Sure - the physical printing is just one of the many overheads of the monetary system. But the point is that these costs are small and, importantly, more-or-less constant. Whereas with Bitcoin the costs scale up (and inherently have to scale up) with the Bitcoin economy. Indeed, if we assume rational miners with accurate price predictions, then the amount wasted on mining Bitcoin always exactly equals the total value of bitcoins in circulation.
(So far we don't see this because the price is much higher now than it was when most of the coins in circulation were mined. On the other hand, if the Bitcoin price drops to e.g. $10, then the current expenditure on ASICs is going to look even more extravagantly wasteful).

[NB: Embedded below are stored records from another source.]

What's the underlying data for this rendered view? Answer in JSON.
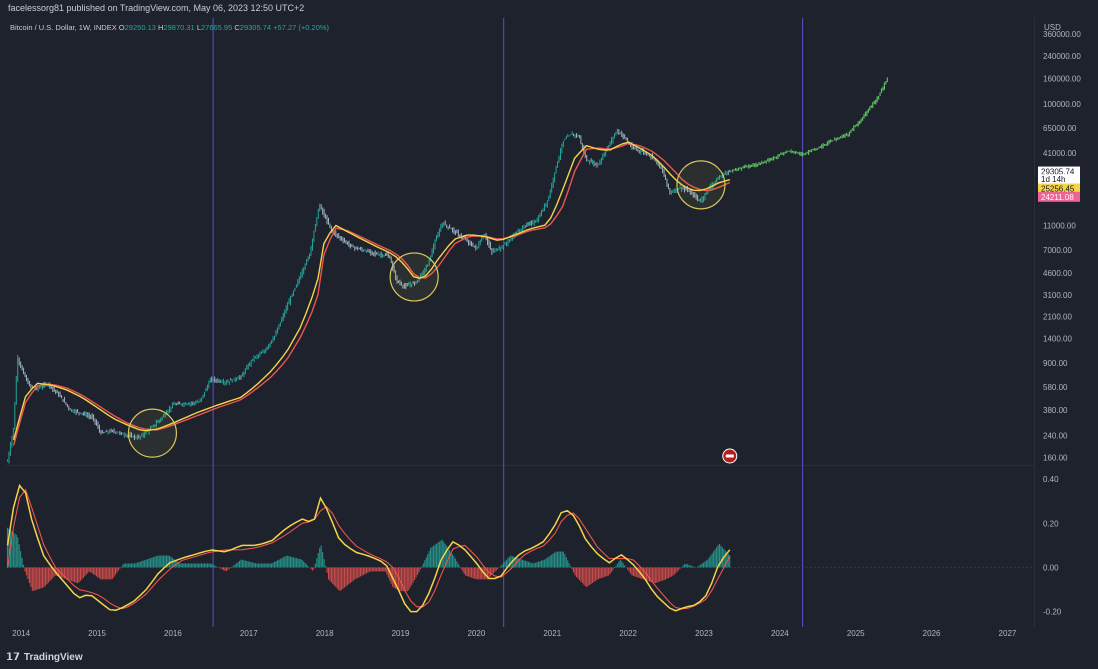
{
  "header": {
    "published": "facelessorg81 published on TradingView.com, May 06, 2023 12:50 UTC+2"
  },
  "legend": {
    "symbol": "Bitcoin / U.S. Dollar, 1W, INDEX",
    "open_label": "O",
    "open": "29250.13",
    "high_label": "H",
    "high": "29870.31",
    "low_label": "L",
    "low": "27665.95",
    "close_label": "C",
    "close": "29305.74",
    "change": "+57.27 (+0.20%)"
  },
  "footer": {
    "brand": "TradingView"
  },
  "colors": {
    "background": "#1e222d",
    "candle_up": "#26a69a",
    "candle_down": "#9fb4c4",
    "projection": "#5dbb63",
    "ma_fast": "#f5d547",
    "ma_slow": "#ef5350",
    "vertical_line": "#5a50c8",
    "circle": "#d8c85a",
    "hist_pos": "#26a69a",
    "hist_neg": "#ef5350"
  },
  "chart_data": [
    {
      "type": "line",
      "scale": "log",
      "y_axis_unit": "USD",
      "y_ticks": [
        160,
        240,
        380,
        580,
        900,
        1400,
        2100,
        3100,
        4600,
        7000,
        11000,
        41000,
        65000,
        100000,
        160000,
        240000,
        360000
      ],
      "y_tick_labels": [
        "160.00",
        "240.00",
        "380.00",
        "580.00",
        "900.00",
        "1400.00",
        "2100.00",
        "3100.00",
        "4600.00",
        "7000.00",
        "11000.00",
        "41000.00",
        "65000.00",
        "100000.00",
        "160000.00",
        "240000.00",
        "360000.00"
      ],
      "x_ticks": [
        "2014",
        "2015",
        "2016",
        "2017",
        "2018",
        "2019",
        "2020",
        "2021",
        "2022",
        "2023",
        "2024",
        "2025",
        "2026",
        "2027"
      ],
      "xlim": [
        2013.8,
        2027.35
      ],
      "ylim": [
        140,
        480000
      ],
      "vertical_lines_year": [
        2016.53,
        2020.36,
        2024.3
      ],
      "highlight_circles": [
        {
          "x": 2015.73,
          "y": 250
        },
        {
          "x": 2019.18,
          "y": 4300
        },
        {
          "x": 2022.96,
          "y": 23000
        }
      ],
      "price_labels": [
        {
          "value": "29305.74",
          "y": 29305.74,
          "bg": "#ffffff",
          "fg": "#131722"
        },
        {
          "value": "1d 14h",
          "y": 25500,
          "bg": "#ffffff",
          "fg": "#131722"
        },
        {
          "value": "25256.45",
          "y": 21500,
          "bg": "#f5d547",
          "fg": "#131722"
        },
        {
          "value": "24211.08",
          "y": 18500,
          "bg": "#f06292",
          "fg": "#ffffff"
        }
      ],
      "series": [
        {
          "kind": "price",
          "x": [
            2013.82,
            2013.9,
            2013.95,
            2014.0,
            2014.1,
            2014.2,
            2014.35,
            2014.5,
            2014.65,
            2014.8,
            2014.95,
            2015.05,
            2015.2,
            2015.4,
            2015.55,
            2015.7,
            2015.85,
            2016.0,
            2016.2,
            2016.35,
            2016.5,
            2016.7,
            2016.9,
            2017.05,
            2017.2,
            2017.35,
            2017.5,
            2017.65,
            2017.8,
            2017.93,
            2018.0,
            2018.1,
            2018.2,
            2018.35,
            2018.5,
            2018.7,
            2018.85,
            2018.95,
            2019.05,
            2019.2,
            2019.35,
            2019.45,
            2019.55,
            2019.7,
            2019.85,
            2020.0,
            2020.1,
            2020.2,
            2020.35,
            2020.5,
            2020.65,
            2020.8,
            2020.95,
            2021.05,
            2021.15,
            2021.25,
            2021.35,
            2021.45,
            2021.6,
            2021.75,
            2021.85,
            2021.95,
            2022.05,
            2022.2,
            2022.35,
            2022.45,
            2022.55,
            2022.7,
            2022.85,
            2022.95,
            2023.1,
            2023.25,
            2023.34
          ],
          "y": [
            150,
            280,
            1000,
            820,
            600,
            560,
            620,
            500,
            380,
            360,
            330,
            250,
            260,
            240,
            230,
            270,
            330,
            420,
            430,
            440,
            670,
            630,
            700,
            970,
            1100,
            1500,
            2500,
            4000,
            6500,
            16000,
            13000,
            9800,
            8800,
            7500,
            7000,
            6500,
            6300,
            4000,
            3600,
            3900,
            5200,
            8000,
            11500,
            10000,
            8500,
            7200,
            9500,
            6800,
            7500,
            9300,
            11000,
            12000,
            18000,
            32000,
            52000,
            58000,
            56000,
            36000,
            33000,
            48000,
            62000,
            55000,
            45000,
            42000,
            37000,
            30000,
            20000,
            22000,
            19500,
            17000,
            23000,
            28000,
            29305
          ]
        },
        {
          "kind": "projection",
          "x": [
            2023.34,
            2023.5,
            2023.7,
            2023.9,
            2024.1,
            2024.3,
            2024.5,
            2024.7,
            2024.9,
            2025.1,
            2025.3,
            2025.43
          ],
          "y": [
            29305,
            31500,
            33500,
            37000,
            43000,
            40000,
            45000,
            52000,
            58000,
            80000,
            115000,
            165000
          ]
        },
        {
          "kind": "ma_slow",
          "x": [
            2013.9,
            2014.05,
            2014.2,
            2014.4,
            2014.6,
            2014.8,
            2015.0,
            2015.2,
            2015.4,
            2015.6,
            2015.8,
            2016.0,
            2016.3,
            2016.6,
            2016.9,
            2017.1,
            2017.3,
            2017.5,
            2017.7,
            2017.9,
            2018.0,
            2018.15,
            2018.3,
            2018.5,
            2018.7,
            2018.9,
            2019.05,
            2019.2,
            2019.35,
            2019.5,
            2019.7,
            2019.9,
            2020.1,
            2020.3,
            2020.5,
            2020.7,
            2020.9,
            2021.0,
            2021.15,
            2021.3,
            2021.45,
            2021.6,
            2021.75,
            2021.9,
            2022.0,
            2022.15,
            2022.3,
            2022.45,
            2022.6,
            2022.75,
            2022.9,
            2023.05,
            2023.2,
            2023.34
          ],
          "y": [
            200,
            430,
            590,
            610,
            570,
            500,
            420,
            350,
            300,
            270,
            265,
            290,
            340,
            400,
            460,
            560,
            700,
            950,
            1500,
            2800,
            7000,
            10500,
            10000,
            8800,
            7700,
            6800,
            5800,
            4300,
            4200,
            5200,
            7800,
            9000,
            9100,
            8500,
            9000,
            10000,
            10500,
            11500,
            16000,
            30000,
            44000,
            45000,
            44000,
            46000,
            49000,
            47000,
            43000,
            37000,
            30000,
            24000,
            21500,
            20500,
            22000,
            24000
          ]
        },
        {
          "kind": "ma_fast",
          "x": [
            2013.9,
            2014.05,
            2014.2,
            2014.4,
            2014.6,
            2014.8,
            2015.0,
            2015.2,
            2015.4,
            2015.6,
            2015.8,
            2016.0,
            2016.3,
            2016.6,
            2016.9,
            2017.1,
            2017.3,
            2017.5,
            2017.7,
            2017.9,
            2018.0,
            2018.15,
            2018.3,
            2018.5,
            2018.7,
            2018.9,
            2019.05,
            2019.2,
            2019.35,
            2019.5,
            2019.7,
            2019.9,
            2020.1,
            2020.3,
            2020.5,
            2020.7,
            2020.9,
            2021.0,
            2021.15,
            2021.3,
            2021.45,
            2021.6,
            2021.75,
            2021.9,
            2022.0,
            2022.15,
            2022.3,
            2022.45,
            2022.6,
            2022.75,
            2022.9,
            2023.05,
            2023.2,
            2023.34
          ],
          "y": [
            220,
            480,
            620,
            600,
            550,
            480,
            400,
            330,
            290,
            260,
            270,
            300,
            360,
            420,
            480,
            600,
            780,
            1100,
            1800,
            3800,
            8500,
            11000,
            9800,
            8500,
            7400,
            6500,
            5400,
            4100,
            4400,
            6000,
            8500,
            9300,
            9000,
            8300,
            9200,
            10300,
            11000,
            13000,
            22000,
            38000,
            47000,
            44000,
            43000,
            48000,
            50000,
            45000,
            40000,
            33000,
            26000,
            22000,
            20500,
            21500,
            24000,
            25256
          ]
        }
      ]
    },
    {
      "type": "bar",
      "panel": "oscillator",
      "y_ticks": [
        -0.2,
        0.0,
        0.2,
        0.4
      ],
      "y_tick_labels": [
        "-0.20",
        "0.00",
        "0.20",
        "0.40"
      ],
      "ylim": [
        -0.27,
        0.46
      ],
      "series": [
        {
          "kind": "signal_fast",
          "x": [
            2013.82,
            2013.95,
            2014.05,
            2014.15,
            2014.3,
            2014.45,
            2014.6,
            2014.75,
            2014.9,
            2015.05,
            2015.2,
            2015.35,
            2015.5,
            2015.65,
            2015.8,
            2015.95,
            2016.1,
            2016.3,
            2016.5,
            2016.7,
            2016.9,
            2017.1,
            2017.3,
            2017.5,
            2017.7,
            2017.85,
            2017.95,
            2018.05,
            2018.2,
            2018.4,
            2018.6,
            2018.8,
            2018.9,
            2019.0,
            2019.1,
            2019.25,
            2019.4,
            2019.55,
            2019.7,
            2019.85,
            2020.0,
            2020.15,
            2020.3,
            2020.45,
            2020.6,
            2020.75,
            2020.9,
            2021.05,
            2021.15,
            2021.3,
            2021.45,
            2021.6,
            2021.75,
            2021.9,
            2022.05,
            2022.2,
            2022.35,
            2022.5,
            2022.6,
            2022.75,
            2022.9,
            2023.05,
            2023.2,
            2023.34
          ],
          "y": [
            0.1,
            0.38,
            0.35,
            0.2,
            0.05,
            -0.02,
            -0.08,
            -0.14,
            -0.12,
            -0.16,
            -0.2,
            -0.18,
            -0.15,
            -0.1,
            -0.03,
            0.02,
            0.04,
            0.06,
            0.08,
            0.07,
            0.1,
            0.1,
            0.12,
            0.18,
            0.22,
            0.2,
            0.32,
            0.25,
            0.12,
            0.07,
            0.05,
            0.02,
            -0.05,
            -0.12,
            -0.2,
            -0.2,
            -0.1,
            0.05,
            0.12,
            0.08,
            0.02,
            -0.05,
            -0.05,
            0.02,
            0.07,
            0.09,
            0.12,
            0.2,
            0.27,
            0.23,
            0.12,
            0.06,
            0.02,
            0.06,
            0.02,
            -0.04,
            -0.12,
            -0.17,
            -0.2,
            -0.18,
            -0.17,
            -0.12,
            0.02,
            0.08
          ]
        },
        {
          "kind": "signal_slow",
          "x": [
            2013.82,
            2013.95,
            2014.05,
            2014.15,
            2014.3,
            2014.45,
            2014.6,
            2014.75,
            2014.9,
            2015.05,
            2015.2,
            2015.35,
            2015.5,
            2015.65,
            2015.8,
            2015.95,
            2016.1,
            2016.3,
            2016.5,
            2016.7,
            2016.9,
            2017.1,
            2017.3,
            2017.5,
            2017.7,
            2017.85,
            2017.95,
            2018.05,
            2018.2,
            2018.4,
            2018.6,
            2018.8,
            2018.9,
            2019.0,
            2019.1,
            2019.25,
            2019.4,
            2019.55,
            2019.7,
            2019.85,
            2020.0,
            2020.15,
            2020.3,
            2020.45,
            2020.6,
            2020.75,
            2020.9,
            2021.05,
            2021.15,
            2021.3,
            2021.45,
            2021.6,
            2021.75,
            2021.9,
            2022.05,
            2022.2,
            2022.35,
            2022.5,
            2022.6,
            2022.75,
            2022.9,
            2023.05,
            2023.2,
            2023.34
          ],
          "y": [
            0.0,
            0.3,
            0.36,
            0.26,
            0.1,
            0.0,
            -0.05,
            -0.1,
            -0.11,
            -0.13,
            -0.17,
            -0.19,
            -0.16,
            -0.12,
            -0.06,
            -0.01,
            0.03,
            0.05,
            0.07,
            0.08,
            0.08,
            0.09,
            0.11,
            0.15,
            0.2,
            0.21,
            0.26,
            0.28,
            0.18,
            0.1,
            0.06,
            0.03,
            0.0,
            -0.06,
            -0.14,
            -0.19,
            -0.15,
            -0.02,
            0.09,
            0.1,
            0.05,
            -0.02,
            -0.05,
            -0.01,
            0.05,
            0.08,
            0.1,
            0.16,
            0.23,
            0.25,
            0.17,
            0.09,
            0.04,
            0.04,
            0.04,
            -0.01,
            -0.08,
            -0.14,
            -0.18,
            -0.19,
            -0.17,
            -0.14,
            -0.04,
            0.05
          ]
        }
      ]
    }
  ]
}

> You're right that Bitcoin by nature includes a huge energy cost, but when you take the narrow view that it's simply being thrown away, it's both short-sighted that it ignores the theoretical possibility that its heat "waste" could be channeled into something economically desirable (e.g. steam to drive turbines)
Even if you find a way to use the heat, you're wasting the computational power that could be allocated to something more productive e.g. protein folding.
But even more importantly, and what I expected to be half the point of the article, the work put into validating the blockchain inherently has to be wasteful. If it isn't, the economic incentives against cheating no longer apply - you can just do a leveraged buyout of a huge turbine company, put their heat generators to work doing a 51% attack, and double-spend all your bitcoins.
Whenever someone comes up with a way to do hashing for half the energy, the Bitcoin network doesn't start using half as much energy - it starts doing twice as much hashing. The wastefulness is built-in and unavoidable.
To play with that idea and rephrase it: Fiat-currency is backed by a potentially-repayable debt held by a government, the original credit having been spent on infrastructure, social services, weapons, etc.
Bitcoin is backed by an irrecoverable debt held by... an abstract math problem, because the original credit spent on computing answers (of no external use) to that arbitrary problem.